KARACHI, April 11: The cotton market on Friday showed quietly steady trend as ginners raised their asking prices followed by reports of steep increase in New York futures, but ready business failed to expand beyond stray lots.
Physical business remained confined to some selected lots from the central Sindh and southern Punjab as price ideas of buyers and sellers failed to find a meeting ground.
Floor brokers said the price flare-up in New York cotton futures might not have an immediate bullish impact on the local market, but leading ginners share a perception that it will have as the season is approaching to a deficient end throughout the world.
They said as the Iraq war was heading towards its logical end, speculative traders are cornering the floating stock the world over anticipating pickup in global demand after the war and the consequent increase in prices.
According to world cotton analysts, the world consumption of lint is expected to outpace the total supplies by about 3 to 4m bales, pushing prices further higher the world over.
New York cotton futures are taken as trend setters the world over as any rise and fall in them is reflected in the local prices of major producers.

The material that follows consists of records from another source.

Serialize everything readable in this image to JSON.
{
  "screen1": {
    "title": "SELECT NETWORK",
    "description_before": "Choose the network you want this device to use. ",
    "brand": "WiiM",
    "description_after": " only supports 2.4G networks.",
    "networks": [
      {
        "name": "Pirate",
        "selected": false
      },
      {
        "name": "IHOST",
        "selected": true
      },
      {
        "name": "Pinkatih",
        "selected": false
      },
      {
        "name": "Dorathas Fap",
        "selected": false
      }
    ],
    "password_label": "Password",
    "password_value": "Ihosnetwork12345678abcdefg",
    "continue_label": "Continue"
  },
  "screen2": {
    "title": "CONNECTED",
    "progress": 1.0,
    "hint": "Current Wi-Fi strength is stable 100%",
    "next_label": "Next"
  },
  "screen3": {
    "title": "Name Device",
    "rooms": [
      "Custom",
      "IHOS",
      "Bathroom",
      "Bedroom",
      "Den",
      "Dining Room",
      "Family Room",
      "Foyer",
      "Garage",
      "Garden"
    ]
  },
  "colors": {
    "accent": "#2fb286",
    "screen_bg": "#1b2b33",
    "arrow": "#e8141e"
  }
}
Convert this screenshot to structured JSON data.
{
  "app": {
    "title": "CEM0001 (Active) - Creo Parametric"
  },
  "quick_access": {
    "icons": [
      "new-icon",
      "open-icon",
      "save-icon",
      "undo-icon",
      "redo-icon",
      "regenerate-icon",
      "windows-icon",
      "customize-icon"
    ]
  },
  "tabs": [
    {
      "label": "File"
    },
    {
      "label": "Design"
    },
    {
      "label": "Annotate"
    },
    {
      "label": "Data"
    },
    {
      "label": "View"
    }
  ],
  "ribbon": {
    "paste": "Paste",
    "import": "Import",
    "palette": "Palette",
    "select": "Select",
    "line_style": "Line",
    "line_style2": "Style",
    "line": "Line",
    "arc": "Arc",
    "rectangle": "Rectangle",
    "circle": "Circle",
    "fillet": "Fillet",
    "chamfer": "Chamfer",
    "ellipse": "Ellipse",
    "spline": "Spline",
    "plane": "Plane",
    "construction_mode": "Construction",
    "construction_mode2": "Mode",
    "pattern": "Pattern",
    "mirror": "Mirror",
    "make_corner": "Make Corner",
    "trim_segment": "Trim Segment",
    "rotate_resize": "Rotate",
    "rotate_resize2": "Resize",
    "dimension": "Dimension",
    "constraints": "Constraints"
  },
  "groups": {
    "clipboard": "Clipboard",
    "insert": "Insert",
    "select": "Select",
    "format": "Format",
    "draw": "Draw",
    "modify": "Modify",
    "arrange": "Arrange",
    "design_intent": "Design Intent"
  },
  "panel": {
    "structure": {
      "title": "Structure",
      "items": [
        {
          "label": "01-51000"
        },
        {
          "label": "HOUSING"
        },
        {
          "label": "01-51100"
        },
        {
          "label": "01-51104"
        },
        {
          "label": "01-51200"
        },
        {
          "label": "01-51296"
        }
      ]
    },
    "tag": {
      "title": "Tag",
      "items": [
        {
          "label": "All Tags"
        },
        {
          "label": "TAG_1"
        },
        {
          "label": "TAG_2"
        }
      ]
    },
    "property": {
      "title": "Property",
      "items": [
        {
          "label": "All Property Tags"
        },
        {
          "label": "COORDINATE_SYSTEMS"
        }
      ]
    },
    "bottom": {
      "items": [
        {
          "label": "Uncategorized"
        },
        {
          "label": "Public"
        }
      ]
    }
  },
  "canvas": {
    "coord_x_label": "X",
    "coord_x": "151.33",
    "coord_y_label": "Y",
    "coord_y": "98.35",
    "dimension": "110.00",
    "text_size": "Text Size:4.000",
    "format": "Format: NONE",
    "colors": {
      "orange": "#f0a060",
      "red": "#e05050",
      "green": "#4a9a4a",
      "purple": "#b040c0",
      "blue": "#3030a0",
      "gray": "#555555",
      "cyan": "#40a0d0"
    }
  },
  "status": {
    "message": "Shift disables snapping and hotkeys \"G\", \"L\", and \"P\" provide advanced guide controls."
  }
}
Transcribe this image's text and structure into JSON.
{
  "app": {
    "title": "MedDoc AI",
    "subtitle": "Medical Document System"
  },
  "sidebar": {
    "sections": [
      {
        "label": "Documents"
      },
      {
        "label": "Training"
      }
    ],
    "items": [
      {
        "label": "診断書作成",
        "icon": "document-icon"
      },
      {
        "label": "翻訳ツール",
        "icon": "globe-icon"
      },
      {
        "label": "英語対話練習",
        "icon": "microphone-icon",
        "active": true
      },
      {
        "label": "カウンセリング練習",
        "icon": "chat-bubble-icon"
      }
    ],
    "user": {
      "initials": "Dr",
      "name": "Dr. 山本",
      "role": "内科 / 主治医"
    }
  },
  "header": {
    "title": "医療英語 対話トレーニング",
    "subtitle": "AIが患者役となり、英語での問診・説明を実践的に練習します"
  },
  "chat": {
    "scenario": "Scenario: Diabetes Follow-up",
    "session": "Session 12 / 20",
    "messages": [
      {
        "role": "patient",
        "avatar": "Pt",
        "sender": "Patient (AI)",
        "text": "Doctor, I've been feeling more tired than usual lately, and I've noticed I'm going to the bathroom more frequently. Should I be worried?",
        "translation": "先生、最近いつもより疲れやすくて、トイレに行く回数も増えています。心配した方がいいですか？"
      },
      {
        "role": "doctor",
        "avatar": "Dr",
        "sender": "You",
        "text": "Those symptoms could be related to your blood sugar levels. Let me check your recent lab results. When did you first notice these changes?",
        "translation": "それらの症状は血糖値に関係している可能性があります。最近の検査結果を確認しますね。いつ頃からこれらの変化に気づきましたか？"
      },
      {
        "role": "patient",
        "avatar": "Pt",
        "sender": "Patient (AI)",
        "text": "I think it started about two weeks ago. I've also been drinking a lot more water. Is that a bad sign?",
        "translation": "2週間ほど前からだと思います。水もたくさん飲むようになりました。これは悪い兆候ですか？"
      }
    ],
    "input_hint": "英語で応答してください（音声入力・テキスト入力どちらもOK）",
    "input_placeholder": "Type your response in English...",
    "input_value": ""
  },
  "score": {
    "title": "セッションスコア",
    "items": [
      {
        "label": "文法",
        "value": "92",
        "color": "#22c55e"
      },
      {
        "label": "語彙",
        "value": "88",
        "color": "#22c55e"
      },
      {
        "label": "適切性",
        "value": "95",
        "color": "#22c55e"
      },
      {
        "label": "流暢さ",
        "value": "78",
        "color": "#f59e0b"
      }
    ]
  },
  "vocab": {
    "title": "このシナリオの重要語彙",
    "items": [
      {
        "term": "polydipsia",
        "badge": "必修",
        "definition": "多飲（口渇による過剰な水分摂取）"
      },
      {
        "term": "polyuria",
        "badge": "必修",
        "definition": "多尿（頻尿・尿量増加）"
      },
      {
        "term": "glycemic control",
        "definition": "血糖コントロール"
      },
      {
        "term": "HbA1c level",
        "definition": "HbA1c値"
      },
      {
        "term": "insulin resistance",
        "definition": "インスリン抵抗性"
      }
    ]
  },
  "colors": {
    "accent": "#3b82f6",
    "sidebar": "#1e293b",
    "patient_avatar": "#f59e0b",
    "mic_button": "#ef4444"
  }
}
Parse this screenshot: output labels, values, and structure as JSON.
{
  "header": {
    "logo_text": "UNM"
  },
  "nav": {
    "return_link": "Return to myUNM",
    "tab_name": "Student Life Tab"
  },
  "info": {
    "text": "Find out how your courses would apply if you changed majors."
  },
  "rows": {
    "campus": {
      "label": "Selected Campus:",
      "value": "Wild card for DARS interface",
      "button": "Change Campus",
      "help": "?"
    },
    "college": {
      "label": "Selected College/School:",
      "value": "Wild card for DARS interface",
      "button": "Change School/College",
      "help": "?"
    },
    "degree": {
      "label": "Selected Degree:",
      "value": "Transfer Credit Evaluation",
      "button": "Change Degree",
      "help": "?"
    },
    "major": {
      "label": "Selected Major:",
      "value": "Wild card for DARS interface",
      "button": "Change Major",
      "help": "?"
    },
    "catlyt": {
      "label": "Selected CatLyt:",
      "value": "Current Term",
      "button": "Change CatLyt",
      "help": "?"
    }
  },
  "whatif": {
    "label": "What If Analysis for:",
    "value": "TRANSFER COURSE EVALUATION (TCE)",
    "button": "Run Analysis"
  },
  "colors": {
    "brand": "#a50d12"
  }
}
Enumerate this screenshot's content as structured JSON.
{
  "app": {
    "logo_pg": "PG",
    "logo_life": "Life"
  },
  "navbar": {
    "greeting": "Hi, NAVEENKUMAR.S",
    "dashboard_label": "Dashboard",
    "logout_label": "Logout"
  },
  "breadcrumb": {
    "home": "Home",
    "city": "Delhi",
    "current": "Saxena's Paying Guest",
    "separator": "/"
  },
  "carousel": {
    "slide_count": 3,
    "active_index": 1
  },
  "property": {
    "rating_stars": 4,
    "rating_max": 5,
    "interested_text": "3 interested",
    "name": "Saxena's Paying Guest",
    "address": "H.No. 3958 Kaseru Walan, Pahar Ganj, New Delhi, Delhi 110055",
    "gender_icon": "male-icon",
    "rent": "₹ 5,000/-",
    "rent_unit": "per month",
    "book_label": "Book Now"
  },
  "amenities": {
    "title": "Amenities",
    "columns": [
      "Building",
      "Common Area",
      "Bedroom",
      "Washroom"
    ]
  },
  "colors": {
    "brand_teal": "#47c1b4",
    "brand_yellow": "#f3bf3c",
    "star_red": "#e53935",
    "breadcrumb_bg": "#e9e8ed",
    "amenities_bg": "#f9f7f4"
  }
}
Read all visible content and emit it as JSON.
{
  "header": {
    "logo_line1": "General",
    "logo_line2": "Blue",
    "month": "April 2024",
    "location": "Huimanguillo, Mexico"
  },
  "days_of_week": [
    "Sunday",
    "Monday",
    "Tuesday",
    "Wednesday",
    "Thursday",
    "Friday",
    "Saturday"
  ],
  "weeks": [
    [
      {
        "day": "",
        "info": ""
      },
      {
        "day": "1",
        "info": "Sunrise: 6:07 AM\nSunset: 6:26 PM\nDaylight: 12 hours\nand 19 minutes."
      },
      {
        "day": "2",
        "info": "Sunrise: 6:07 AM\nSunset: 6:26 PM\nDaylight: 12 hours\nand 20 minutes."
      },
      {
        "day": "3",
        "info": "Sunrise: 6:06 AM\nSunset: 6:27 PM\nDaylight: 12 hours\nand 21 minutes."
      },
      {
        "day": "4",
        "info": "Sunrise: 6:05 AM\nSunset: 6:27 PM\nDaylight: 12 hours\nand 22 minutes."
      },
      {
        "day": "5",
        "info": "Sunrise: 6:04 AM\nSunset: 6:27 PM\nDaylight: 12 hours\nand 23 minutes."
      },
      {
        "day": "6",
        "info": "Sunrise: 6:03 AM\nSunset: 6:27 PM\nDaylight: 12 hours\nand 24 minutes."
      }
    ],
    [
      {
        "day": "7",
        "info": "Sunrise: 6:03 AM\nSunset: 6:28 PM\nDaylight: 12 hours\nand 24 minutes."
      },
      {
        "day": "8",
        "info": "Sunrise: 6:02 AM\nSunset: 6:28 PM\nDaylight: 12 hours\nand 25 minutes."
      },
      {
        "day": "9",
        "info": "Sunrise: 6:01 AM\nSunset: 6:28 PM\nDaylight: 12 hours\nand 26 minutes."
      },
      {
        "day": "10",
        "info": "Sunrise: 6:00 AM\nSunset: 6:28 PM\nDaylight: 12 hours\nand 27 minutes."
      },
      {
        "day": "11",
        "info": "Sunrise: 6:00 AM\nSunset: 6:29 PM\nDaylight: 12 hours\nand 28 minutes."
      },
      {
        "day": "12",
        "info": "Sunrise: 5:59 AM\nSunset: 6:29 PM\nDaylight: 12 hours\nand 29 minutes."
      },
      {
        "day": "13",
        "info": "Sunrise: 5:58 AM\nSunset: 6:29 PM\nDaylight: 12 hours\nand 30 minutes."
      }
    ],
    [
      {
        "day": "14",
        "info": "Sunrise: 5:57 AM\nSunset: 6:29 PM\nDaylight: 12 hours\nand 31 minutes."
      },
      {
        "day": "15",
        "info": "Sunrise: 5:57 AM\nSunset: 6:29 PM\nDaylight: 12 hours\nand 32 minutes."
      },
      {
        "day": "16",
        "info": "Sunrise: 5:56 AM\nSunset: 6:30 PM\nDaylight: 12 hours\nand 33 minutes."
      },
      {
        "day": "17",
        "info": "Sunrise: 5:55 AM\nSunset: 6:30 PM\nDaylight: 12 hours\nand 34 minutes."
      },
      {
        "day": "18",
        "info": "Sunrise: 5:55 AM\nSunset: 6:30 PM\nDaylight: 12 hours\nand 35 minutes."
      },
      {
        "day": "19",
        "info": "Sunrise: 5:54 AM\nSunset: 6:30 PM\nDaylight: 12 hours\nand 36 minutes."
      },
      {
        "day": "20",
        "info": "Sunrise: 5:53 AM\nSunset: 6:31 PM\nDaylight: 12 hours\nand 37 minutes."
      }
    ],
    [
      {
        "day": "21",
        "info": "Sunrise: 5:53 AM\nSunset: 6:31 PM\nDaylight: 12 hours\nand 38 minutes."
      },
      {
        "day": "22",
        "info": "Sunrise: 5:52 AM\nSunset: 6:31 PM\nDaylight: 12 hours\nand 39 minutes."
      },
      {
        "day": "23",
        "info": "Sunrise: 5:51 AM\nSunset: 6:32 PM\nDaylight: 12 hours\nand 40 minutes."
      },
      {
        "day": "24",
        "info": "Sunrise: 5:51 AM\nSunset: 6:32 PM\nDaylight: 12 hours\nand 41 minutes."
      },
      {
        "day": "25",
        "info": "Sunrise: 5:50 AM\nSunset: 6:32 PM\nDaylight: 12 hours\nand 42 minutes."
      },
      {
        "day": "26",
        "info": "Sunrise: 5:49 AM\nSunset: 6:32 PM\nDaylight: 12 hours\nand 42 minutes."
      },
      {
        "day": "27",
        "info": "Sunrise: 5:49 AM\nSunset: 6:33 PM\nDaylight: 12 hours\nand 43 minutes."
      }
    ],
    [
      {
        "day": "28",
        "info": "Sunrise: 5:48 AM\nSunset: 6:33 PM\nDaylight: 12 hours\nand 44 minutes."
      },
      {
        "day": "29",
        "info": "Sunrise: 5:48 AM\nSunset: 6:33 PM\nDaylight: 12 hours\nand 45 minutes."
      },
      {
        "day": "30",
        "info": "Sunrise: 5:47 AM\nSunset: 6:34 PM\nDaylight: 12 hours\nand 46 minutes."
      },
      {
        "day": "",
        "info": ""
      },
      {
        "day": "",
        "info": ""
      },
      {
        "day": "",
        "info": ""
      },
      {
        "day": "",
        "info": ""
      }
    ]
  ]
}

The tactical game being played by the spinners and mills to neutralize the negative impact of a short crop on prices may lost relevance after the world lint becomes expensive, they said.
There was, therefore, a relative lull on the ready market as ginners were in no mood to oblige spinners at their offered prices.
“The falling unsold stock with the ginners do worry spinners but they can not go all-out for them as they have to operate within their export parity levels,” spinners said.
They said ginners might not have more than 0.4m bales in their godowns, while they still needed over a million bales to see the season through before the arrival of new crop from the lower Sindh ginneries.
On the export front, private sector exporters sold 500 bales from April 4 to 8, the total foreign sales since Sept 1, 2002 being 0.173m bales mostly of the new crop.
Official spot rates were marked down by Rs25, but on the other hand New York cotton futures rose by 1.05 and 1.21 cents per lb at 57.92 and 59.68 cents per lb for both the ruling May and the distant July settlements, respectively.
Ready offtake was modest totalling about 2,000 bales, mostly of inferior lots done below Rs2,500 per maund.